J'étais - on peut le dire - sur le cul. La façon légère avec laquelle tu parlais de ça m'impressionnait. Même moi qui ne mâchait pas mes mots je n'aurais pas été aussi franc. Tu m'as ensuite expliqué qu'Emilia était une amie, avec qui tu t'amusais de temps en temps. Vous vous entendiez très bien. Et il n'y avait pas de malentendu. Comme pour plusieurs autres personnes en réalité. Tu avais des amants. Plusieurs a la fois bien sûr.

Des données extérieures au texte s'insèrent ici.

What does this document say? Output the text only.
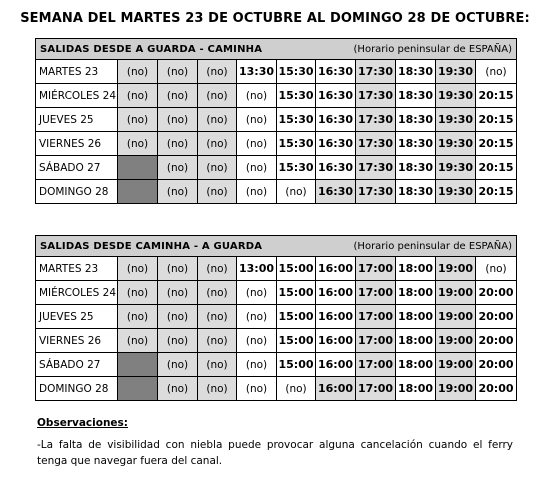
SEMANA DEL MARTES 23 DE OCTUBRE AL DOMINGO 28 DE OCTUBRE:
SALIDAS DESDE A GUARDA - CAMINHA (Horario peninsular de ESPAÑA)										

MARTES 23	(no)	(no)	(no)	13:30	15:30	16:30	17:30	18:30	19:30	(no)
MIÉRCOLES 24	(no)	(no)	(no)	(no)	15:30	16:30	17:30	18:30	19:30	20:15
JUEVES 25	(no)	(no)	(no)	(no)	15:30	16:30	17:30	18:30	19:30	20:15
VIERNES 26	(no)	(no)	(no)	(no)	15:30	16:30	17:30	18:30	19:30	20:15
SÁBADO 27		(no)	(no)	(no)	15:30	16:30	17:30	18:30	19:30	20:15
DOMINGO 28		(no)	(no)	(no)	(no)	16:30	17:30	18:30	19:30	20:15
SALIDAS DESDE CAMINHA - A GUARDA (Horario peninsular de ESPAÑA)										

MARTES 23	(no)	(no)	(no)	13:00	15:00	16:00	17:00	18:00	19:00	(no)
MIÉRCOLES 24	(no)	(no)	(no)	(no)	15:00	16:00	17:00	18:00	19:00	20:00
JUEVES 25	(no)	(no)	(no)	(no)	15:00	16:00	17:00	18:00	19:00	20:00
VIERNES 26	(no)	(no)	(no)	(no)	15:00	16:00	17:00	18:00	19:00	20:00
SÁBADO 27		(no)	(no)	(no)	15:00	16:00	17:00	18:00	19:00	20:00
DOMINGO 28		(no)	(no)	(no)	(no)	16:00	17:00	18:00	19:00	20:00
Observaciones:
-La falta de visibilidad con niebla puede provocar alguna cancelación cuando el ferry tenga que navegar fuera del canal.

La sexualité et le sexe n'étaient pas du tout tabou pour toi. Tu m'as raconté plusieurs de tes "expériences". J'étais jaloux. Je me rendais alors compte que le sexe ne se limitait pas à la pénétration et que j'étais loin de m'y connaitre aussi bien que toi. Tu avais même participé à plusieurs "partouzes" avec fille et garçons mélangés. Je crois que ça c'est ce que j'étais le moins tenté de faire. Du moins, avec un autre mec.
Tu étais une vraie débauchée. Pire que moi. Et ce n'était pas pour me déplaire. Tu m'as appris quelques techniques, quelques trucs que les filles aimaient, et j'ai trouvé quelques trucs a te confier que tu ignorais chez les mecs. Je me suis surpris a penser que coucher avec toi de temps en temps ne me déplairait pas. J'ai rapidement chassé cette image de ma tête. On a ensuite rejoint les autres aux parcs. Entre temps, Martin de Bill était arrivés. Il ne manquait plus que Gus'. On l'a rapidement appelé et il nous a rejoint. On a un peu fumer, rien de bien méchant, deux joints pour nous tous. Juste de quoi être joyeux. Un mec est venu vers toi et a enroulé ses bras autour de ta taille. Il t'a chuchoté quelque chose, un sourire pervers affiché sur le visage. Je t'admirais tu sais? Le mec est parti au bout d'un moment, toujours ce sourire scotché au visage.
On a décidé d'aller chez nous. C'était notre maison à nous. Achetée avec notre argent. Celles des parents étaient plus loin dans la ville, mais au moins, on était tranquilles et on pouvait faire ce que bon nous semblait. Cette soirée la fut encore plus joyeuse que l'autre. On été tous un peu éméchés. On a fait un action/vérité. J'ai du embrasser Claude. Pas un simple petit baiser, mais avec la langue et qui devait durer au moins trois minutes. J'avais apprécié ce baiser, ce qui m'avait surpris, voire effrayé. Surement ton influence. ON a continué de boire jusqu'à en être saouls, mais je m'en souviens malgré tout. Dans la chambre. Avec Claude. Pas grand chose. Juste quelques attouchements. Il m'a masturbé.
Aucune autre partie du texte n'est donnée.